How to detect the character encoding of a Web page programmatically?

advertisements

I want to get a web page source code by Qt or PyQt ,I know how to get the encoded source code ,then I need get the codec in order to convert it into plain text ,so the problem is how to detect the character encoding of a web page programmatically ?can anyone help ?

this page is encoded by UTF8 http://www.flvxz.com/getFlv.php?url=aHR0cDojI3d3dy41Ni5jb20vdTk1L3ZfT1RFM05UYzBNakEuaHRtbA==

and this one is encoded by gb2312

http://www.qnwz.cn/html/yinlegushihui/magazine/2013/0524/425731.html

your answer should test on this 2 page


You can use QTextCodec::codecForHtml static function.

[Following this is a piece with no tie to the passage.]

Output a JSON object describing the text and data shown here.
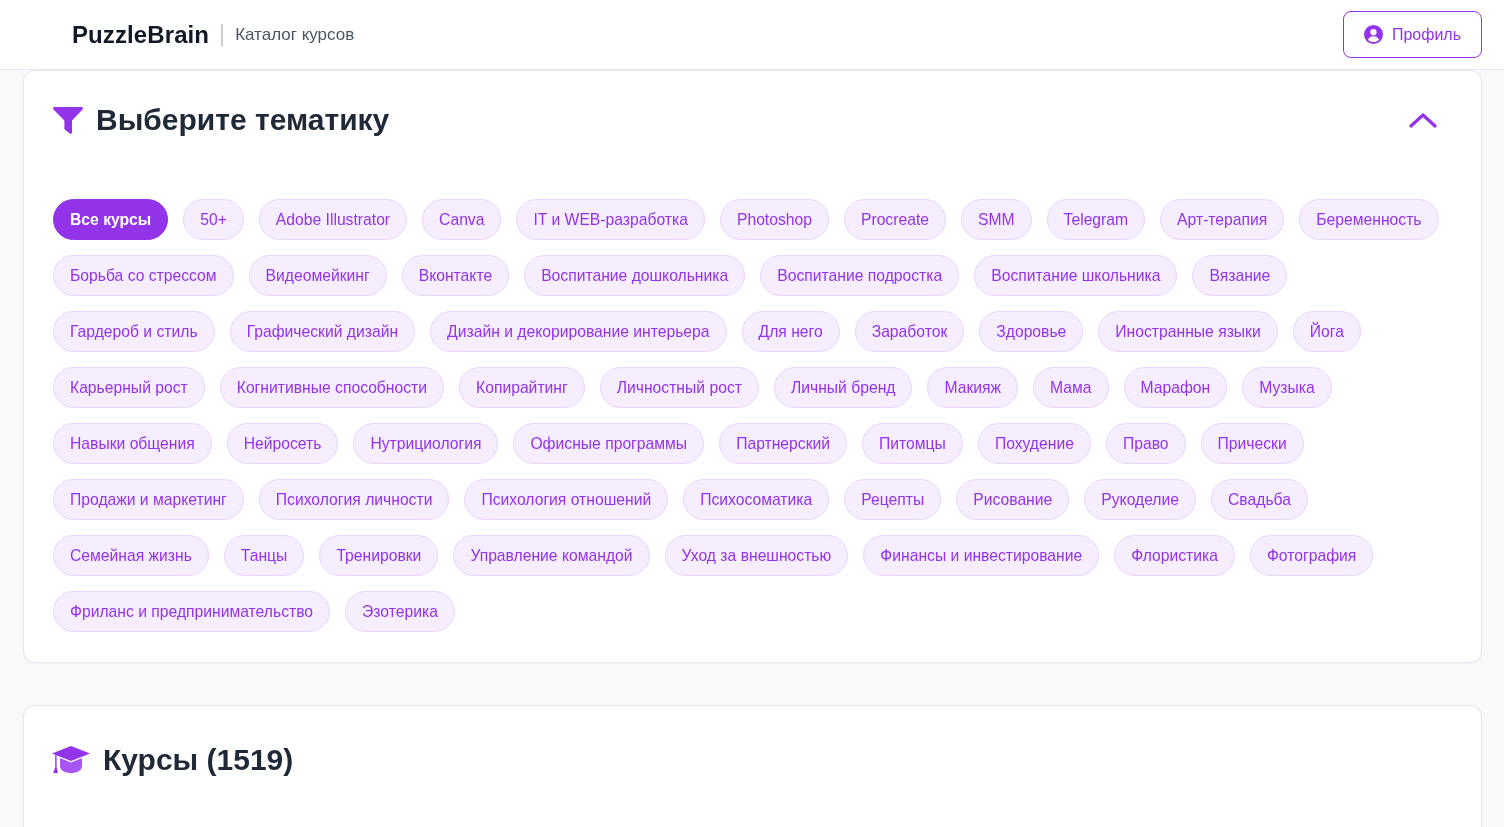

Tries to detect the encoding of the provided snippet of HTML in the given byte array, ba, by checking the BOM (Byte Order Mark) and the content-type meta header and returns a QTextCodec instance that is capable of decoding the html to unicode. If the codec cannot be detected from the content provided, defaultCodec is returned.

This will not work for pages with no encoding meta-tag. For example, the first link you've posted has no encoding tag (this is not HTML, so there can't be any tags), encoding is specified in HTTP header named 'Content-type'. You need to check its value. It can be retrieved using QHttpHeader::contentType if you use Qt to download the page.